Cherreads

Chapter 29 - 29

I open the front door with my key like I'm breaking into someone else's life.

It smells like cinnamon.

And body spray.

And Bear.

That weird little combination that tells me I'm home.

Auggie tackles me before I can drop my backpack.

"YOU LIVE," he announces, full tackle force, as if I've just returned from war.

In a way, maybe I have.

"Do I?" I grunt under his weight. "I'm pretty sure my ribs say otherwise."

Bear appears in the hallway, shirtless, wearing a blue towel tied around his neck like a cape. "She lives," he confirms. "Commence chaos."

They don't know what happened.

Not really.

But they know I've been gone.

Not just at school - gone in that other way I get sometimes.

Where my eyes go distant. Where my smile feels stretched and paper-thin.

Where my jokes are rusty and my hugs take effort.

Auggie tugs me to the couch and insists we play "Guess That Cringe Song" using his broken speaker and a weird YouTube playlist.

I get 4 out of 6 right, and he acts like I've won the lottery.

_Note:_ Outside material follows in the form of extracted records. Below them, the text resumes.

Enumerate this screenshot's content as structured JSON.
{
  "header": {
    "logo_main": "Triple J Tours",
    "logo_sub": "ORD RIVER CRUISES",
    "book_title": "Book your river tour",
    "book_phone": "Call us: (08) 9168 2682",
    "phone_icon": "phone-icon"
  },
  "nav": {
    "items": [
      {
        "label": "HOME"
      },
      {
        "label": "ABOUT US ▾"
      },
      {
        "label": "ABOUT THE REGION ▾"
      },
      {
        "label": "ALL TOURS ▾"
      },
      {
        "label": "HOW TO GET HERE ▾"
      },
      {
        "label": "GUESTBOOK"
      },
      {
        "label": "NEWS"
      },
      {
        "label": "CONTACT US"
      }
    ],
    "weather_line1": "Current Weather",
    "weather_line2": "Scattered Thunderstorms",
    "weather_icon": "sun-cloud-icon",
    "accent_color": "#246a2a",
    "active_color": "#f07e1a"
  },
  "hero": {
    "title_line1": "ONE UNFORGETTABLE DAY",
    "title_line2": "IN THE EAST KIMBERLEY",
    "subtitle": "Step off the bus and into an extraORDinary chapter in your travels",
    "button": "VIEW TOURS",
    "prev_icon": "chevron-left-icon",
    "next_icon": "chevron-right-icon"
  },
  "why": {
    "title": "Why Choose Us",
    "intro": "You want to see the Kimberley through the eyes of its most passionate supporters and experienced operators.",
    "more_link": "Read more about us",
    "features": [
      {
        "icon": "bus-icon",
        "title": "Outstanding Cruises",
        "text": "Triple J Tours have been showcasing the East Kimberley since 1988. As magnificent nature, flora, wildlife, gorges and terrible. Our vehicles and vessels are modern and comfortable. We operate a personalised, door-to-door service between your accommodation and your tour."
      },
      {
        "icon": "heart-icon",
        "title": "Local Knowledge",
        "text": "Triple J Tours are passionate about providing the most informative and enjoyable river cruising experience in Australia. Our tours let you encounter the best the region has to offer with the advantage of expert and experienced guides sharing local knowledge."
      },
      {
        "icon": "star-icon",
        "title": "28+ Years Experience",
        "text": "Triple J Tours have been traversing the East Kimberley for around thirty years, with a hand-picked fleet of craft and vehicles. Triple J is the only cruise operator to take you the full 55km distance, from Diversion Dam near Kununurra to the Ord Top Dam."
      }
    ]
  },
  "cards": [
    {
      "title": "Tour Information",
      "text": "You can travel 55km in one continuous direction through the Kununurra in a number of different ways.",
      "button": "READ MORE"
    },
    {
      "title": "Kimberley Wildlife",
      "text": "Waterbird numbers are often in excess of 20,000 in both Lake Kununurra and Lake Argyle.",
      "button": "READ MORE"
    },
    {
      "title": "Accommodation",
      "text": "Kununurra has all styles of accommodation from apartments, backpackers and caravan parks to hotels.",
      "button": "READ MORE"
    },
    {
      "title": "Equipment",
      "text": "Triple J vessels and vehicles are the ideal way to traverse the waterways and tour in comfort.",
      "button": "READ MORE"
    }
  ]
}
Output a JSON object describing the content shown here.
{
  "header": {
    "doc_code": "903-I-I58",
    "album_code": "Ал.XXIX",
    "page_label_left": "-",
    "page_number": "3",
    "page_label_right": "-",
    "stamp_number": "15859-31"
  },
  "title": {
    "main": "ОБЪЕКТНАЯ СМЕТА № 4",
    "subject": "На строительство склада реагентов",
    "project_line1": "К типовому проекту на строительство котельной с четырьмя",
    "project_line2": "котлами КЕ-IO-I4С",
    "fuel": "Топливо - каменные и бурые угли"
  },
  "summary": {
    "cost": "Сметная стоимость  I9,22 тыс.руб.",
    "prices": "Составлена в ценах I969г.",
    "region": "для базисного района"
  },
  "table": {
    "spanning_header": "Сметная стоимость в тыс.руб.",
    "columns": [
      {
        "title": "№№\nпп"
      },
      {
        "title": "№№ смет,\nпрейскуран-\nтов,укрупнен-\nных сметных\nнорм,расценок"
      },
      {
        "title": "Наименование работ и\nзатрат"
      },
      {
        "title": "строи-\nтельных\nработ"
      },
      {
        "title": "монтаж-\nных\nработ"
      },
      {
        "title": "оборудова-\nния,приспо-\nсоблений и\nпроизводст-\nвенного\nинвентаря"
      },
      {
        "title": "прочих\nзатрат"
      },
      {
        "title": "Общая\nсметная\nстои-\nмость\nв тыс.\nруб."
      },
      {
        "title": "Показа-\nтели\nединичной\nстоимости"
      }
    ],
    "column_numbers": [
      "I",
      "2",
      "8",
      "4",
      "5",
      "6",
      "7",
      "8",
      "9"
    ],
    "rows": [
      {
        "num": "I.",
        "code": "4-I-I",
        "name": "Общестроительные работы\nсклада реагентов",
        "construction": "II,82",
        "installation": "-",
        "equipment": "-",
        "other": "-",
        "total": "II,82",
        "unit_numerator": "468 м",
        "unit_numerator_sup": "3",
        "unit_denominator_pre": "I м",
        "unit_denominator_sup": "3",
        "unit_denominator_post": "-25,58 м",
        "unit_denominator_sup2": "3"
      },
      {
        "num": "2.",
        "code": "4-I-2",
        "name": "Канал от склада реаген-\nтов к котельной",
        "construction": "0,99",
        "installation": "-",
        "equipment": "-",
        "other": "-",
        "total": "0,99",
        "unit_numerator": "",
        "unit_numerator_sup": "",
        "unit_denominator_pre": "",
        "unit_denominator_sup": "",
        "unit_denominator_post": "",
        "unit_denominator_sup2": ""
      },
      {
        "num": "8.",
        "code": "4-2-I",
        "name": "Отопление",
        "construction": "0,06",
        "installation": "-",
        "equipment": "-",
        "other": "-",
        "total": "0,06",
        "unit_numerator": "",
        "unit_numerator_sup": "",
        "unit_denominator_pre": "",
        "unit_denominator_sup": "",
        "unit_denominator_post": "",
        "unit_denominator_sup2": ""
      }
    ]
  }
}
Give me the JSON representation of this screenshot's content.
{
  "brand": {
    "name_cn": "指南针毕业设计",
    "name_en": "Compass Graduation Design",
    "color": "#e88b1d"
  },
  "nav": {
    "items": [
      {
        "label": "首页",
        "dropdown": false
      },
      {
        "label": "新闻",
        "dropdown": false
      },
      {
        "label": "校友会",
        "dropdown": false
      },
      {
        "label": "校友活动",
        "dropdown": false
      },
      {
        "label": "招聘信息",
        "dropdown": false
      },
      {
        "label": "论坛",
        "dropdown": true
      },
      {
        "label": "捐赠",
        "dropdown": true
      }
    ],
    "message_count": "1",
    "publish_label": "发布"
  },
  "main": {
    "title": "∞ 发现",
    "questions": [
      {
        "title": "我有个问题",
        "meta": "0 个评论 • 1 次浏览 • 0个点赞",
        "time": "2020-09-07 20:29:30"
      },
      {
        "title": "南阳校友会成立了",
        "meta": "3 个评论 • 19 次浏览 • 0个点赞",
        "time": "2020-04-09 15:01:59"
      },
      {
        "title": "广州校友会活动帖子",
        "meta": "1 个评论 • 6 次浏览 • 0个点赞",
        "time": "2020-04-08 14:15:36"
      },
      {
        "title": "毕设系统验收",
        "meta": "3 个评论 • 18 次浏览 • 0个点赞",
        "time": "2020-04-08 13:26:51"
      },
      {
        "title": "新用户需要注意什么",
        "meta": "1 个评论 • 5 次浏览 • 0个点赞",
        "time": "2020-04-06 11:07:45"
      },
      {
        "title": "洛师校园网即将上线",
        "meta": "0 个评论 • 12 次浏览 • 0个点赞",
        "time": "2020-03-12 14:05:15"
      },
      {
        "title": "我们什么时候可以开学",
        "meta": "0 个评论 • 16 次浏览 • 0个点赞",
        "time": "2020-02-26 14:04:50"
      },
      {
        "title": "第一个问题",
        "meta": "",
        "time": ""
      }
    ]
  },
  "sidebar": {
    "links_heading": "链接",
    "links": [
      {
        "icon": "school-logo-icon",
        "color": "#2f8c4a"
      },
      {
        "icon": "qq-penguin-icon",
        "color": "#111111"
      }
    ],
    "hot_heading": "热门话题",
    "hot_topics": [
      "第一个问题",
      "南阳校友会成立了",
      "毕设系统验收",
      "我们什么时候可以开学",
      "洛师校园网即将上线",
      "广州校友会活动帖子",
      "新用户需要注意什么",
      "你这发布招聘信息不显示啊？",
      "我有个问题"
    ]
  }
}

Bear, meanwhile, is trying to do flips off the arm of the couch while yelling, "I AM THE NIGHT," every single time.

Some things never change.

They don't ask questions.

They just pull me back in.

Like I never left.

Like I'm still whole.

I find myself laughing.

Actually laughing.

Ugly-snort, head-back, belly-laughing.

At Auggie's stupid sound effects.

At Bear calling cereal "wizard beans."

At nothing.

And everything.

Later, when the cartoons are low in the background and they've half-fallen asleep against me, Bear mumbles:

"You look sad sometimes."

 

The sentence slices through the room like a whisper-shaped knife.

I go still.

He lifts his head.

Eyes too sharp for a 10-year-old.

"Not like when you're mad at us. Like... the inside kind."

 

"Bear-"

 

"It's okay," he shrugs. "You don't have to say stuff. I just notice."

 

Auggie blinks awake and climbs into my lap like he used to when he was five.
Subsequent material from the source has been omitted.